Hartman and Fithian (1984) performed most of their studies in the 1970s, likely before any reliable research probe, such as one of Bohlen et al. (1978) was made. The researchers used what they had at the time technology-wise, and it is not the state of their technology I am criticizing nor their attempts to use such technology, but their later sole reliance on heartbeat and, even more so, our contemporary trust placed in their findings like their unvalidated claim of 134 orgasms in an hour, which appears highly likely to be an artifact rather than a finding of their studies.

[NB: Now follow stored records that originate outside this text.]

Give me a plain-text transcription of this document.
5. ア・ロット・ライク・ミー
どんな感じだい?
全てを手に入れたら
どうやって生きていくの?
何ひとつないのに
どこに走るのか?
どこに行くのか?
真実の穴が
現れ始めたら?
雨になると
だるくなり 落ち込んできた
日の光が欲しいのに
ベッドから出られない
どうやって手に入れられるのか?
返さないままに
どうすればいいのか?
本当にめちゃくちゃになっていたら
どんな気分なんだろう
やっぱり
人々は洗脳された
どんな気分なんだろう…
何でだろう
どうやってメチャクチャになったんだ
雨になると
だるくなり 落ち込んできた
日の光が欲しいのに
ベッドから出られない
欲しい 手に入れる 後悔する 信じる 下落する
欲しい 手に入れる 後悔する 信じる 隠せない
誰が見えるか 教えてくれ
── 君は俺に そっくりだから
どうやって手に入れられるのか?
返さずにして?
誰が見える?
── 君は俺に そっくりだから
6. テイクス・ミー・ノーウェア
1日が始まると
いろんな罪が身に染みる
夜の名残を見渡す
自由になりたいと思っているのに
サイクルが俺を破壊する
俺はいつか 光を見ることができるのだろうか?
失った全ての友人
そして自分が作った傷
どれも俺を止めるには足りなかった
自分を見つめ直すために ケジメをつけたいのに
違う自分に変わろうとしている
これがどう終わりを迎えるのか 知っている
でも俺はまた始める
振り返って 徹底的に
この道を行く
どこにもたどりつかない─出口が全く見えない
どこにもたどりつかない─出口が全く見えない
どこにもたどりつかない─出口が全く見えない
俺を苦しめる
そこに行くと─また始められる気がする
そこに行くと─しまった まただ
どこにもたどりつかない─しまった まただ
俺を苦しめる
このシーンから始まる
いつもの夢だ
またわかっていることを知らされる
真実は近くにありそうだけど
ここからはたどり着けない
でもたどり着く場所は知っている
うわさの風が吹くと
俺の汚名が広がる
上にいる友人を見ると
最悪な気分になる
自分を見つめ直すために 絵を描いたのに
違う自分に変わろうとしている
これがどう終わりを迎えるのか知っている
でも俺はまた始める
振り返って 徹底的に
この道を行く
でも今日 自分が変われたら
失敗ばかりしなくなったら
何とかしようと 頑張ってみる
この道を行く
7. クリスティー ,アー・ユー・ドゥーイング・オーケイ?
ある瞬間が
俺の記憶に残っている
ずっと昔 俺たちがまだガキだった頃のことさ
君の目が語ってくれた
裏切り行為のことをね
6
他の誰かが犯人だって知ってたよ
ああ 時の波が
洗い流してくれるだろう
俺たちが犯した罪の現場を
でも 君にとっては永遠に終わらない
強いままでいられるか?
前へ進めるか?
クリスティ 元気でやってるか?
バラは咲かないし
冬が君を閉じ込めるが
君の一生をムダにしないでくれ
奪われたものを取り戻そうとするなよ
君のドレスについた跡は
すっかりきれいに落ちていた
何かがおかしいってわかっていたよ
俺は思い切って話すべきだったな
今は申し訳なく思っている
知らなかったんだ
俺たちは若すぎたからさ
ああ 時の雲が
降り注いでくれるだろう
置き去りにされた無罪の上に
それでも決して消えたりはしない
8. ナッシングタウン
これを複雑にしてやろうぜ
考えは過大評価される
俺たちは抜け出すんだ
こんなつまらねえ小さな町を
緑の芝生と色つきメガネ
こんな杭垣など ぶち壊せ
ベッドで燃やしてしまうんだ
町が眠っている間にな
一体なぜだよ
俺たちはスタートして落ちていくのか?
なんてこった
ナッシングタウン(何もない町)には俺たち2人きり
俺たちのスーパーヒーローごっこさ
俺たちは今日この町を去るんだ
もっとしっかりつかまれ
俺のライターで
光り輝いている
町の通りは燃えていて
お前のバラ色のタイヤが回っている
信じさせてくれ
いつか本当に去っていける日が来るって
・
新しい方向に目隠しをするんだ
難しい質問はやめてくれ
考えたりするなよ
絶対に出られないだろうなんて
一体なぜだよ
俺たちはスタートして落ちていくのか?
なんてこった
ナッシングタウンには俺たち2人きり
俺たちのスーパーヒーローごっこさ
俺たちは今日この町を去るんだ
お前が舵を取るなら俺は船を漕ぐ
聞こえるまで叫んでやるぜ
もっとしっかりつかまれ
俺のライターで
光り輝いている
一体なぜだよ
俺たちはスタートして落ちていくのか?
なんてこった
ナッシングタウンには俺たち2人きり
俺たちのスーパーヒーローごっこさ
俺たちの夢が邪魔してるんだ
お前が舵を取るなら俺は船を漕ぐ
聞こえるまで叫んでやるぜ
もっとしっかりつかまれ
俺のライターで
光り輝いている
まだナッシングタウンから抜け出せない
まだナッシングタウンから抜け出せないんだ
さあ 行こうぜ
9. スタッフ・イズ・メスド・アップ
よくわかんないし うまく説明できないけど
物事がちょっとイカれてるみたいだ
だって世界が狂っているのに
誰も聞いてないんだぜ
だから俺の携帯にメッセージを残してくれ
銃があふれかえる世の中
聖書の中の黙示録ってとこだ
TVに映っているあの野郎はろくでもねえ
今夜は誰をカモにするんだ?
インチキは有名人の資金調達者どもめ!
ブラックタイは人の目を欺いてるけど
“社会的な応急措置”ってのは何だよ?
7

Hartman and Fithian were correct about many areas of physiology, including the similarity in female and male response. Researchers should stop citing their apparent record in their work. If anything, they should be cited as an example of why heartbeat alone is a poor indicator that orgasm occurred similar to how statistic professors use Kinsey interview methods as a teaching lesson for how not to do a sample.